I'm beginning to wish I'd seen this for myself (and there's bound to be a QuickTime version of it up on the 'net somewhere. There is: see below). Milbank continues: "As Lauer went through his introduction, the presidential eyes zoomed left, then right, then left and right again, then center, down and up at the interviewer. The presidential fidgeting spiked when Lauer mentioned the Democratic accusation that Bush was performing a 'photo op.' Bush pushed out his lower front lip, then licked the right corner of his mouth. Lauer's query about whether conservatives 'are feeling let down by you' appeared to provoke furious jiggling of the right leg. Bush joked about his state of mind when Lauer asked Laura Bush about the strain on her husband. 'He can barely stand!' the president said, interrupting. 'He's about to drop on the spot.' But the first lady had a calming influence on the presidential wiggles. When Laura Bush spoke about her husband's 'broad shoulders,' the president put his arm around her -- and the swaying and shifting subsided."

Milbank points out that the Bush handlers have not been allowing the press close to him through recent crises. The "Today" show appearance was a rare exception, and even while that filming was going on, print reporters were kept at a distance. Milbank notes: "ABC News noted cheekily of its rival network's exclusive: "He [Bush] did allow himself to be shown hammering purposefully, with a jejune combination of cowboy swagger and yuppie self-consciousness."

A jejune combination of cowboy swagger and yuppie self-consciousness.

Karl Rove isn't maintaining the scaffolding.

(Crooks & Liars has several different video loops, but the QuickTime version I viewed is of such low resolution -- and truncated -- as to be useless.

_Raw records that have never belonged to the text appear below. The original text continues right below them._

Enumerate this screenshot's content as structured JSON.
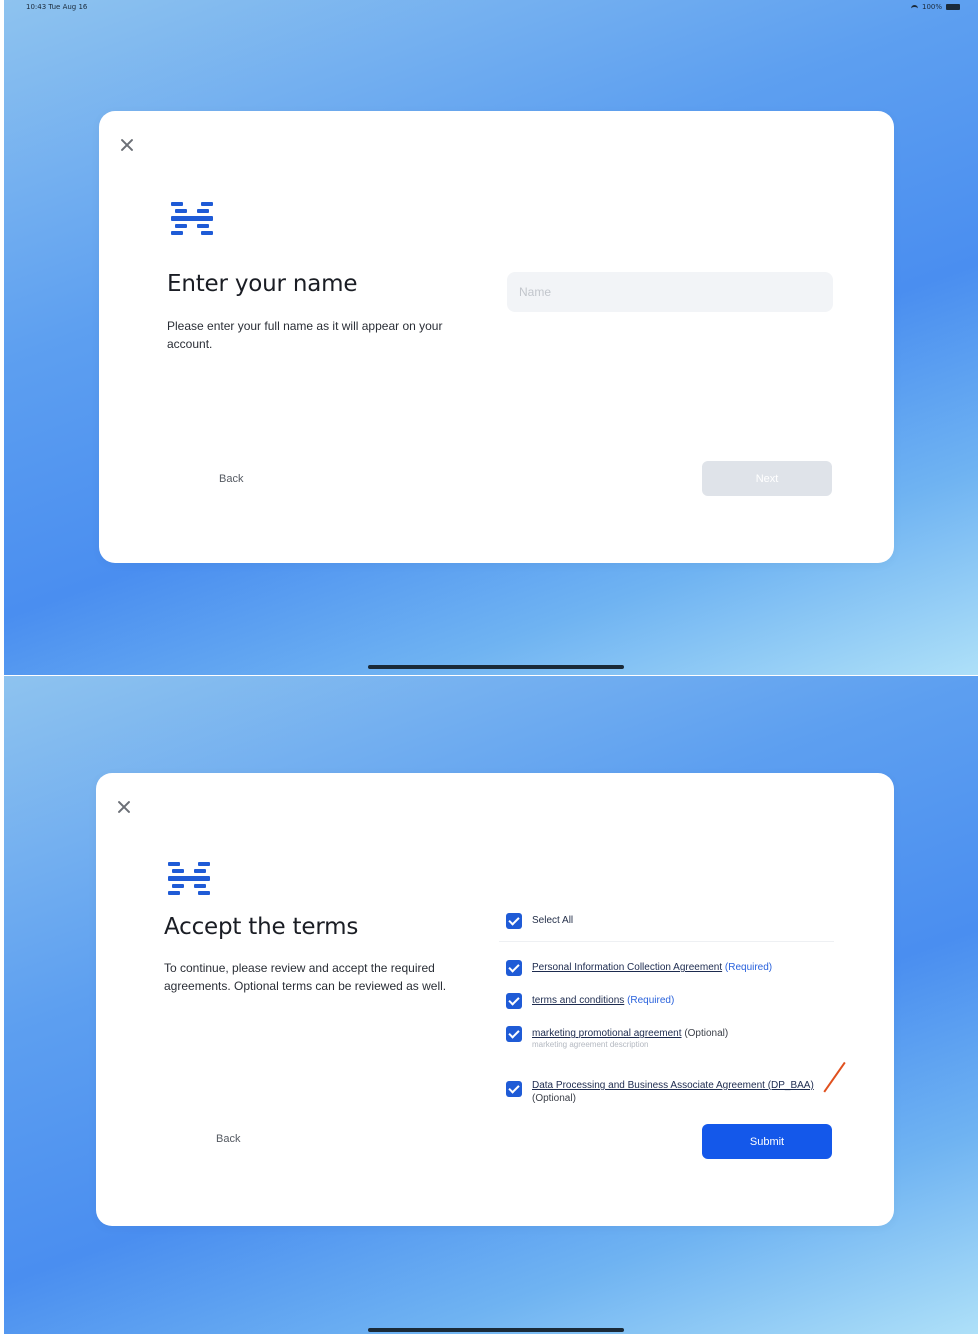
{
  "status_bar": {
    "time": "10:43 Tue Aug 16",
    "battery": "100%"
  },
  "screen1": {
    "title": "Enter your name",
    "description": "Please enter your full name as it will appear on your account.",
    "name_placeholder": "Name",
    "back_label": "Back",
    "next_label": "Next"
  },
  "screen2": {
    "title": "Accept the terms",
    "description": "To continue, please review and accept the required agreements. Optional terms can be reviewed as well.",
    "select_all_label": "Select All",
    "terms": [
      {
        "label": "Personal Information Collection Agreement",
        "tag": "(Required)"
      },
      {
        "label": "terms and conditions",
        "tag": "(Required)"
      },
      {
        "label": "marketing promotional agreement",
        "tag": "(Optional)",
        "subtext": "marketing agreement description"
      },
      {
        "label": "Data Processing and Business Associate Agreement (DP_BAA)",
        "tag": "(Optional)"
      }
    ],
    "back_label": "Back",
    "submit_label": "Submit"
  },
  "colors": {
    "accent": "#1458ea",
    "checkbox": "#1f5bd6",
    "logo": "#1f5bd6"
  }
}
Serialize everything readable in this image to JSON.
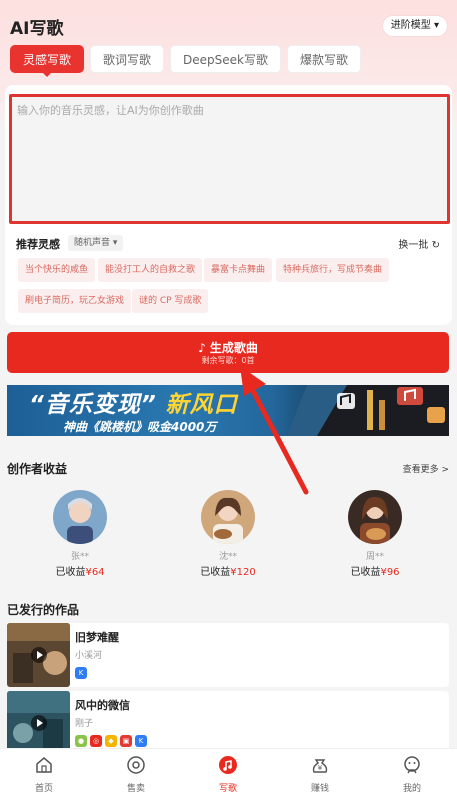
{
  "header": {
    "title": "AI写歌",
    "model_button": "进阶模型 ▾"
  },
  "tabs": [
    {
      "label": "灵感写歌",
      "active": true
    },
    {
      "label": "歌词写歌",
      "active": false
    },
    {
      "label": "DeepSeek写歌",
      "active": false
    },
    {
      "label": "爆款写歌",
      "active": false
    }
  ],
  "prompt": {
    "placeholder": "输入你的音乐灵感，让AI为你创作歌曲",
    "value": ""
  },
  "inspiration": {
    "title": "推荐灵感",
    "select_label": "随机声音 ▾",
    "refresh_label": "换一批",
    "chips": [
      "当个快乐的咸鱼",
      "能没打工人的自救之歌",
      "暴富卡点舞曲",
      "特种兵旅行，写成节奏曲",
      "刷电子简历，玩乙女游戏",
      "谜的 CP 写成歌"
    ]
  },
  "generate": {
    "label": "生成歌曲",
    "remaining": "剩余写歌：0首"
  },
  "banner": {
    "line1_a": "“音乐变现”",
    "line1_b": "新风口",
    "line2": "神曲《跳楼机》吸金4000万"
  },
  "earnings": {
    "title": "创作者收益",
    "see_more": "查看更多 >",
    "creators": [
      {
        "name": "张**",
        "earned_label": "已收益",
        "amount": "¥64"
      },
      {
        "name": "沈**",
        "earned_label": "已收益",
        "amount": "¥120"
      },
      {
        "name": "周**",
        "earned_label": "已收益",
        "amount": "¥96"
      }
    ]
  },
  "works": {
    "title": "已发行的作品",
    "items": [
      {
        "title": "旧梦难醒",
        "author": "小溪河"
      },
      {
        "title": "风中的微信",
        "author": "刚子"
      }
    ]
  },
  "tabbar": {
    "items": [
      {
        "label": "首页",
        "active": false
      },
      {
        "label": "售卖",
        "active": false
      },
      {
        "label": "写歌",
        "active": true
      },
      {
        "label": "赚钱",
        "active": false
      },
      {
        "label": "我的",
        "active": false
      }
    ]
  },
  "colors": {
    "accent": "#e8291f",
    "chip_text": "#d96a60",
    "chip_bg": "#fbeeee"
  }
}
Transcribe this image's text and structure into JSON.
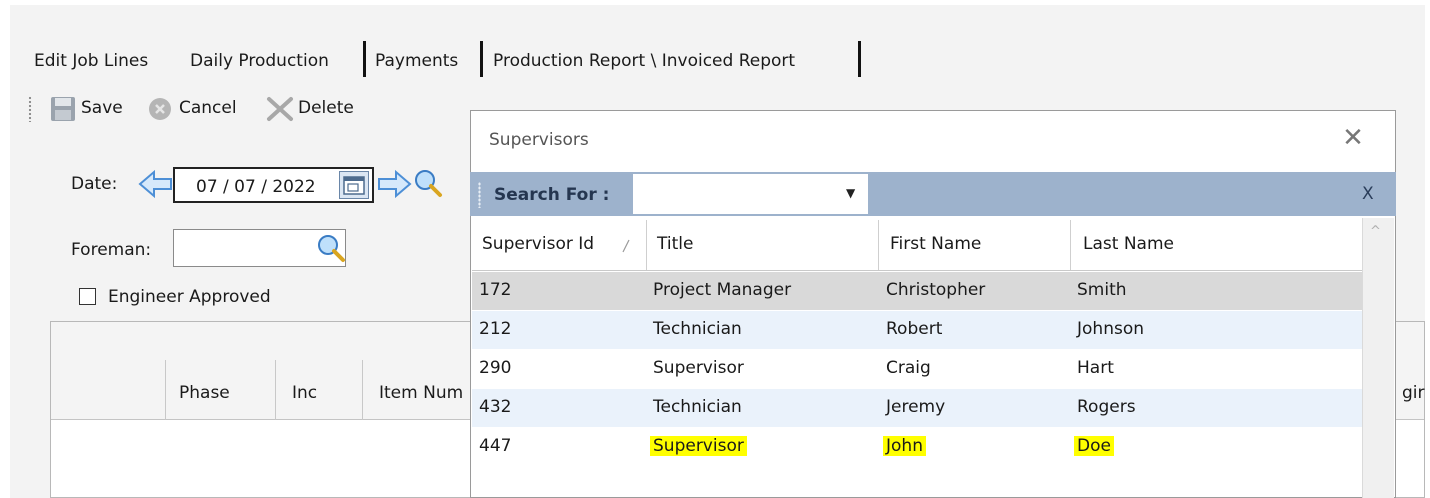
{
  "tabs": [
    {
      "label": "Edit Job Lines"
    },
    {
      "label": "Daily Production"
    },
    {
      "label": "Payments"
    },
    {
      "label": "Production Report \\ Invoiced Report"
    }
  ],
  "toolbar": {
    "save": "Save",
    "cancel": "Cancel",
    "delete": "Delete"
  },
  "form": {
    "date_label": "Date:",
    "date_value": "07 / 07 / 2022",
    "foreman_label": "Foreman:",
    "foreman_value": "",
    "engineer_approved_label": "Engineer Approved",
    "engineer_approved_checked": false
  },
  "background_grid": {
    "columns": [
      "Phase",
      "Inc",
      "Item Num",
      "gir"
    ]
  },
  "dialog": {
    "title": "Supervisors",
    "search_label": "Search For :",
    "search_value": "",
    "clear_label": "X",
    "columns": [
      "Supervisor Id",
      "Title",
      "First Name",
      "Last Name"
    ],
    "rows": [
      {
        "id": "172",
        "title": "Project Manager",
        "first": "Christopher",
        "last": "Smith",
        "selected": true
      },
      {
        "id": "212",
        "title": "Technician",
        "first": "Robert",
        "last": "Johnson"
      },
      {
        "id": "290",
        "title": "Supervisor",
        "first": "Craig",
        "last": "Hart"
      },
      {
        "id": "432",
        "title": "Technician",
        "first": "Jeremy",
        "last": "Rogers"
      },
      {
        "id": "447",
        "title": "Supervisor",
        "first": "John",
        "last": "Doe",
        "highlighted": true
      }
    ]
  },
  "colors": {
    "search_bar": "#9db2cc",
    "selected_row": "#d9d9d9",
    "alt_row": "#eaf2fb",
    "highlight": "#ffff00",
    "arrow_blue": "#4d8fd6"
  }
}
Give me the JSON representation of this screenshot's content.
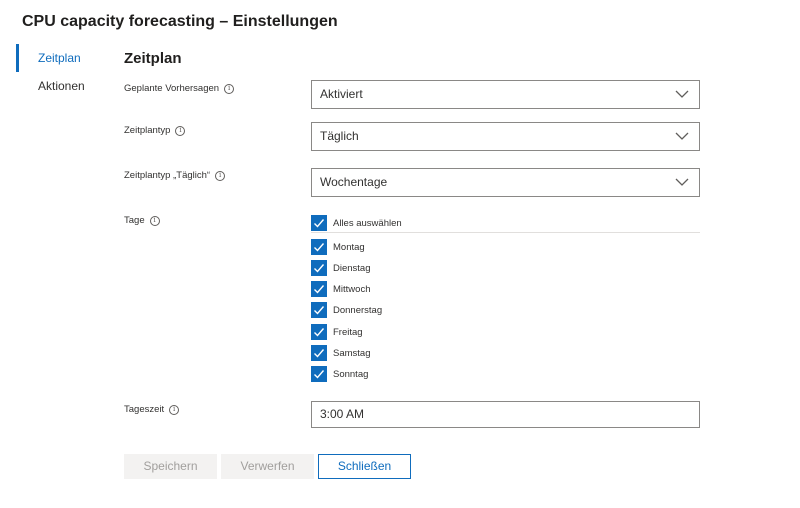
{
  "page": {
    "title": "CPU capacity forecasting – Einstellungen"
  },
  "nav": {
    "items": [
      {
        "label": "Zeitplan",
        "active": true
      },
      {
        "label": "Aktionen",
        "active": false
      }
    ]
  },
  "section": {
    "title": "Zeitplan"
  },
  "fields": {
    "scheduled": {
      "label": "Geplante Vorhersagen",
      "value": "Aktiviert"
    },
    "schedule_type": {
      "label": "Zeitplantyp",
      "value": "Täglich"
    },
    "daily_type": {
      "label": "Zeitplantyp „Täglich“",
      "value": "Wochentage"
    },
    "days": {
      "label": "Tage",
      "select_all": {
        "label": "Alles auswählen",
        "checked": true
      },
      "items": [
        {
          "label": "Montag",
          "checked": true
        },
        {
          "label": "Dienstag",
          "checked": true
        },
        {
          "label": "Mittwoch",
          "checked": true
        },
        {
          "label": "Donnerstag",
          "checked": true
        },
        {
          "label": "Freitag",
          "checked": true
        },
        {
          "label": "Samstag",
          "checked": true
        },
        {
          "label": "Sonntag",
          "checked": true
        }
      ]
    },
    "time": {
      "label": "Tageszeit",
      "value": "3:00 AM"
    }
  },
  "buttons": {
    "save": "Speichern",
    "discard": "Verwerfen",
    "close": "Schließen"
  },
  "colors": {
    "accent": "#0f6cbd"
  },
  "icons": {
    "info": "info-icon",
    "dropdown": "chevron-down-icon",
    "check": "checkmark-icon"
  }
}
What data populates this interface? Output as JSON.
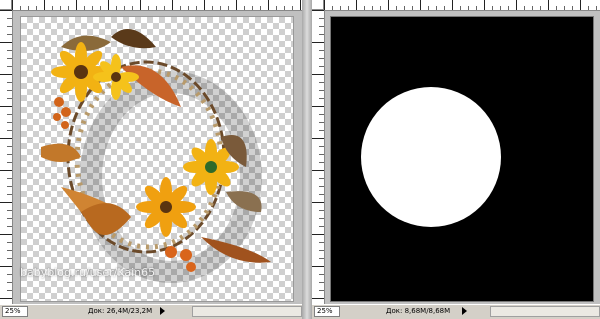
{
  "left_window": {
    "zoom": "25%",
    "doc_info": "Док: 26,4M/23,2M"
  },
  "right_window": {
    "zoom": "25%",
    "doc_info": "Док: 8,68M/8,68M"
  },
  "watermark": "babyblog.ru/user/Kain65",
  "colors": {
    "chrome": "#d4d0c8",
    "mask_background": "#000000",
    "mask_circle": "#ffffff"
  }
}
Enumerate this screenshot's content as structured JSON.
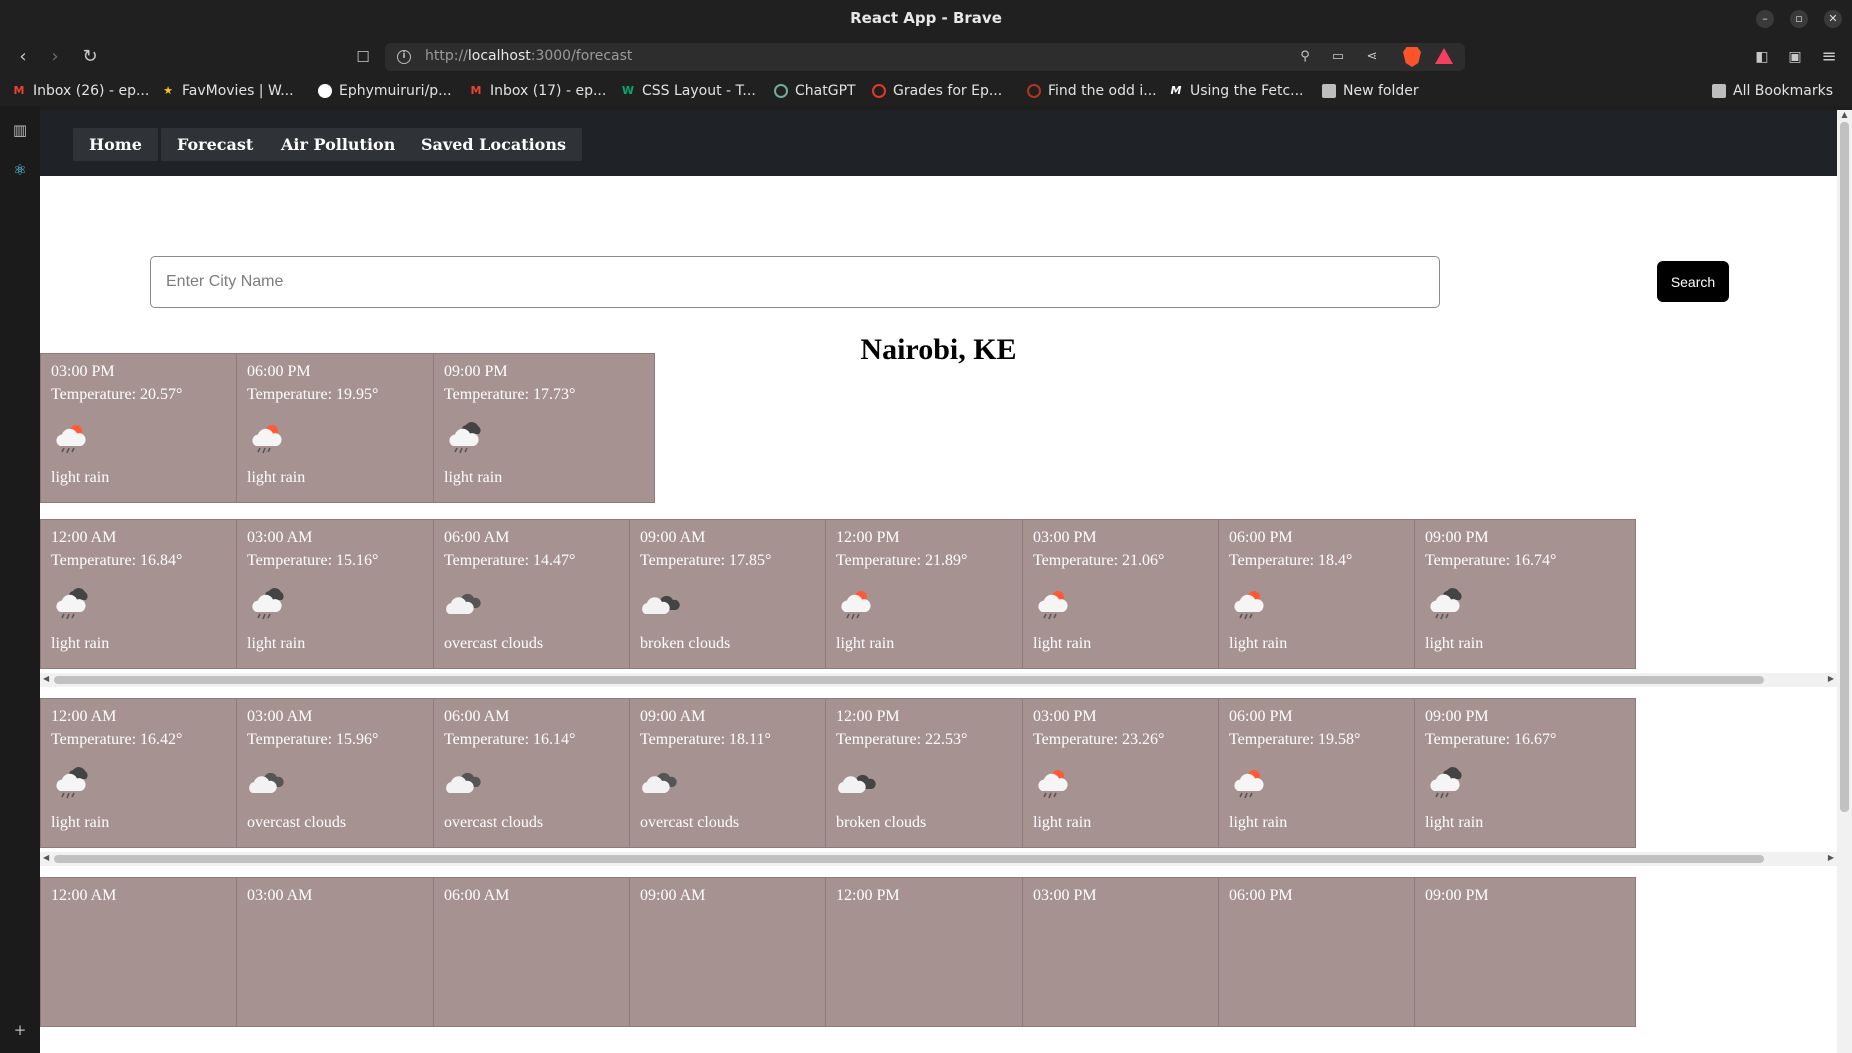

I didn't try all the others.)

Tuesday, October 11, 2005

The Kool-Aid Acid Test

"Beware of leaders who drink their own Kool-Aid." --Frank Rich, NYTimes, and here's your link to get around the annoying "Times Select" pay-to-play stumbling block.

The Definition of Irony

From this a.m.'s NYTimes, a little-noticed fact:

"In 1993, President Bill Clinton raised taxes on upper-income families, the economy boomed and poverty fell for the next seven years. In 2001, President Bush cut taxes deeply, but even with economic growth, the poverty rate has risen every year since."

Monday, October 10, 2005

Better Off With Miers

When you know some of the things that I know -- that I probably shouldn't know -- you will understand why I have said, with fear and trepidation, that I believe Harriet Miers will be a good justice. (Okay, hat tip to Rev. James Dobson for that phrasing.)

Actually, I got the final word last night from Sen. Arnold Vinick, a Republican who would like to be president. He also happens to be pro-choice. He told me that Republicans will sometimes lie to the Religious Right in order to get elected, with no intention of doing the mullahs' bidding. In fact, he himself has lied to "the reverends," as he calls them. He told their leader (not James Dobson, incidentally) he would allow them to pick and/or approve judge appointments.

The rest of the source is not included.